Vicente Huidobro, del poema Tout-à-coup.




martes, 16 de agosto de 2016

Del grafiti al Arte






¿Pasaremos en esta ciudad, de una vez para siempre, de emborronar paredes y traseras a hacer arte? Lamentablemente el grafiti burdo y sin mensaje está aún a la orden del día, aunque menos. Es lo fácil. Hasta el más tonto sabe coger un spray y hacer notar su minúscula presencia en esta vida. Aunque nadie se lo reconozca. Más allá de las pugnas entre grafiteros por sus territorios los manchaparedes deberían darse cuenta de la insignificancia creativa de sus actos. Va siendo hora de hacer posible la conquista gráfica de las calles con representaciones más amables. 
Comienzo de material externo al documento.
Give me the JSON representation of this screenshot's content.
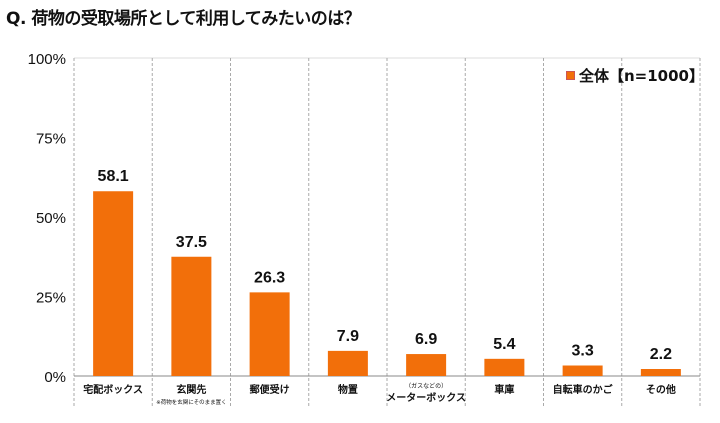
{
  "chart_data": {
    "type": "bar",
    "title": "Q. 荷物の受取場所として利用してみたいのは？",
    "categories": [
      "宅配ボックス",
      "玄関先",
      "郵便受け",
      "物置",
      "メーターボックス",
      "車庫",
      "自転車のかご",
      "その他"
    ],
    "category_notes": [
      "",
      "※荷物を玄関にそのまま置く",
      "",
      "",
      "（ガスなどの）",
      "",
      "",
      ""
    ],
    "series": [
      {
        "name": "全体【n=1000】",
        "values": [
          58.1,
          37.5,
          26.3,
          7.9,
          6.9,
          5.4,
          3.3,
          2.2
        ]
      }
    ],
    "yticks": [
      "0%",
      "25%",
      "50%",
      "75%",
      "100%"
    ],
    "ylim": [
      0,
      100
    ],
    "legend_position": "top-right",
    "grid": "vertical dashed category separators",
    "bar_color": "#f26f0a"
  }
}
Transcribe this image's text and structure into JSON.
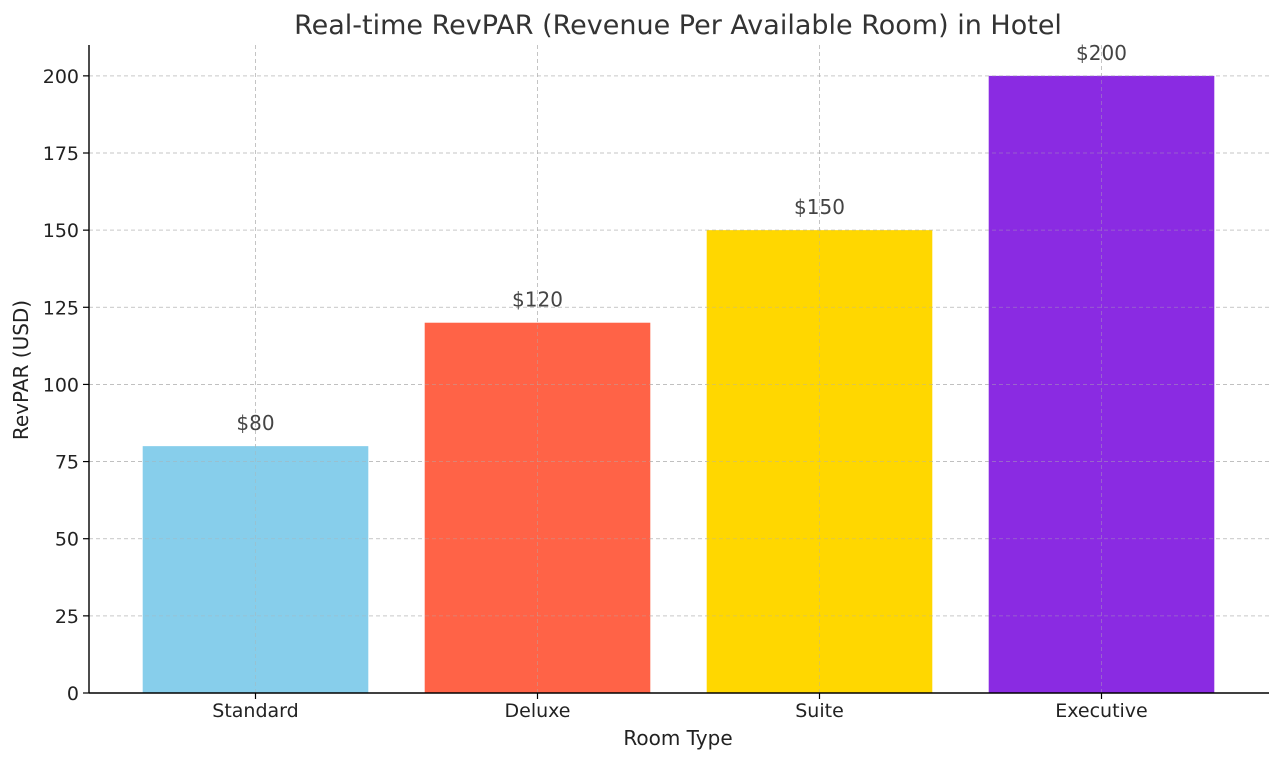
{
  "chart_data": {
    "type": "bar",
    "title": "Real-time RevPAR (Revenue Per Available Room) in Hotel",
    "xlabel": "Room Type",
    "ylabel": "RevPAR (USD)",
    "categories": [
      "Standard",
      "Deluxe",
      "Suite",
      "Executive"
    ],
    "values": [
      80,
      120,
      150,
      200
    ],
    "data_labels": [
      "$80",
      "$120",
      "$150",
      "$200"
    ],
    "colors": [
      "#87CEEB",
      "#FF6347",
      "#FFD700",
      "#8A2BE2"
    ],
    "ylim": [
      0,
      210
    ],
    "yticks": [
      0,
      25,
      50,
      75,
      100,
      125,
      150,
      175,
      200
    ],
    "grid": true
  }
}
Hace no mucho se habló de que el Ayuntamiento iba a auspiciar la imagen de calidad en la medianeras al descubierto. No se ha vuelto a saber del tema. Pero algo se mueve. Aquí un ejemplo. Las entradas al garaje y a otro local de las fotografías deben ser una iniciativa particular, pero conseguida y altamente gratificante. Se encuentra en el número 13 de la calle Cadena, en San Andrés. Lástima que no sea una vía de mucho tránsito peatonal para que pudieran lucir más estas pinturas. Pero acaso poco a poco veamos que se van imponiendo soluciones que lleven una estética agradable y disfrutada a la infinidad de bajos de edificios o medianerías abandonadas que afean la ciudad. Valladolid se merece que sea conquistada por el arte de proximidad.